Katie-Lynn’s mother smacked her hands down on her thighs. “Fuckin’ A!” she yelled. “I fagotaget cigarettes!”
“You shouldn’t smoke, Deb,” said Chat, languidly inhaling. “Not with the baby.”
“Fuck you!” Deb leaned over and punched him in the chest. Chat coughed, laughed, then gave himself up to a full-on coughing fit. “You always did fuckin’ cough,” said Deb.
“George,” gasped Chat, “help me!”
“Shut the fuck up!” Deb said good-naturedly. She groped around in her bursting handbag and a fist came up, clenched around a handful of bills. “Dannit! Will you lookit this? I’m poor already!”
“You’ve got to budget, dear—”
“Stick it up your ass! Three, four … Wait a minute: secret stash! I always have my secret stash.” Her other hand felt inside the bikini top and removed a twenty, which Deb held up triumphantly. “They nevalet me down!” she cried, cupping her enormous breasts. “Neva-yet!” I felt a small cold hand finger my watch. “Ha-ha! You wanna go on a beer run wit me up the deli and get cigarettes while we’re at it, Chattie?”
“In a sec,” said Chat. He took another hit and laughed. “Where’s Nicko? Contemplating the universe?”
“Conaplating his ass!”
“Kate come around much?”
“Every time she does she trashes shit!”
“How often would you say she came?”
“Who gives a shit?”
“Well, George and I—”
“Come awun, I wanna go up the deli and get a carton of cigarettes. I wanna get cigarettes! Now, Chattie, goddammit!”
“All right, all right, give a man a chance to recover.”
“Pansy-ass!” shouted Deb. She dragged him to his feet.
“Excuse me, but …?”
Deb laughed down at me, the angry sunburn undulating across her massive chest. “Yasicka Katie-Lynn?

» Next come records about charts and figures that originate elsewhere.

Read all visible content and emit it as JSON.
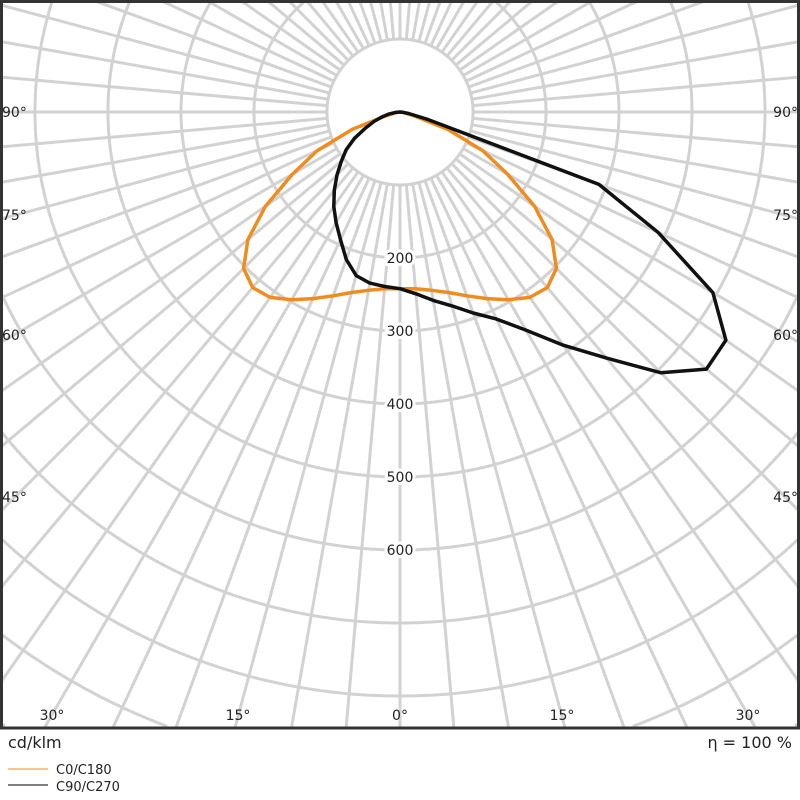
{
  "chart_data": {
    "type": "polar",
    "unit_label": "cd/klm",
    "efficiency_label": "η = 100 %",
    "radial_ticks": [
      200,
      300,
      400,
      500,
      600
    ],
    "radial_tick_labels": [
      "200",
      "300",
      "400",
      "500",
      "600"
    ],
    "angle_tick_labels": {
      "left": [
        "90°",
        "75°",
        "60°",
        "45°"
      ],
      "right": [
        "90°",
        "75°",
        "60°",
        "45°"
      ],
      "bottom": [
        "30°",
        "15°",
        "0°",
        "15°",
        "30°"
      ]
    },
    "grid": true,
    "legend_position": "bottom-left",
    "angles": [
      -90,
      -85,
      -80,
      -75,
      -70,
      -65,
      -60,
      -55,
      -50,
      -45,
      -40,
      -35,
      -30,
      -25,
      -20,
      -15,
      -10,
      -5,
      0,
      5,
      10,
      15,
      20,
      25,
      30,
      35,
      40,
      45,
      50,
      55,
      60,
      65,
      70,
      75,
      80,
      85,
      90
    ],
    "series": [
      {
        "name": "C0/C180",
        "color": "#f08c1e",
        "values": [
          0,
          0,
          5,
          20,
          70,
          125,
          170,
          225,
          272,
          303,
          314,
          310,
          297,
          282,
          268,
          256,
          248,
          243,
          242,
          243,
          248,
          256,
          268,
          282,
          297,
          310,
          314,
          303,
          272,
          225,
          170,
          125,
          70,
          20,
          5,
          0,
          0
        ]
      },
      {
        "name": "C90/C270",
        "color": "#111111",
        "values": [
          0,
          6,
          15,
          25,
          38,
          52,
          72,
          90,
          105,
          122,
          140,
          158,
          175,
          193,
          215,
          232,
          238,
          240,
          242,
          250,
          262,
          275,
          293,
          313,
          345,
          390,
          440,
          505,
          548,
          545,
          495,
          390,
          290,
          40,
          12,
          4,
          0
        ]
      }
    ]
  }
}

Yasicka Katie already?” Deb plucked her kid from my lap. “Yajust like her fatha!”
The moment they were gone, I stood up and dug out the ice cream from the bag of groceries and took it into the back. The tub was sweating and sagging from the heat. I put
it into the freezer.
Nick was standing at the kitchen table fiddling with a piece of line. The table was covered in nautical hardware, pulleys and shackles and the long elegant rudder of an Olympic-class dinghy.
“Georgie Len,” he said, taking in my presence anew. He had always been a little like this, like a kid you played peekaboo with. Every time you showed up, Nick would look glad to see you, whether he had seen you ten minutes or ten months earlier. He had his own inner timetable, and he functioned according to it alone.
“So Kate graduated,” I said.
“Yeah.” He stared at the array of hardware. “Pass me that shackle, will you?”
I passed him the fitting, and he spun it several times in his hands to see where it stuck.
“She’s moving to New York, so we’ll probably just see each other on weekends. Maybe … every third weekend.” He sounded as if he were quoting someone.
“What are you going to do?”
“Me? I’m going to do an Olympic campaign, Georgie Len. Soon as I get the funding.”
He was distracted for a moment, thinking, perhaps, about the force of a thirty-knot puff on a two-foot spar. There was the same entrancing economy to his movements that I remembered, and it struck me, as it often had before, that a hundred years ago he would have been a soldier or a sailor—a sailor, same as he was now, except doing two years before the mast; that he might have ended up a hero out of the sheer dexterity of his limbs. Except that he had been born into a generation that required of its youth no service. There was no place on earth, really, for people like Nick. And I thought with a sinking feeling of the office job that awaited me in the fall, and then again for good in a couple of years, and of all the years it would take to find out if the possibility of middle-aged comfort was worth it. Then Nick looked up and giggled, that little inward giggle. He kept chuckling to himself until finally I said, “What?”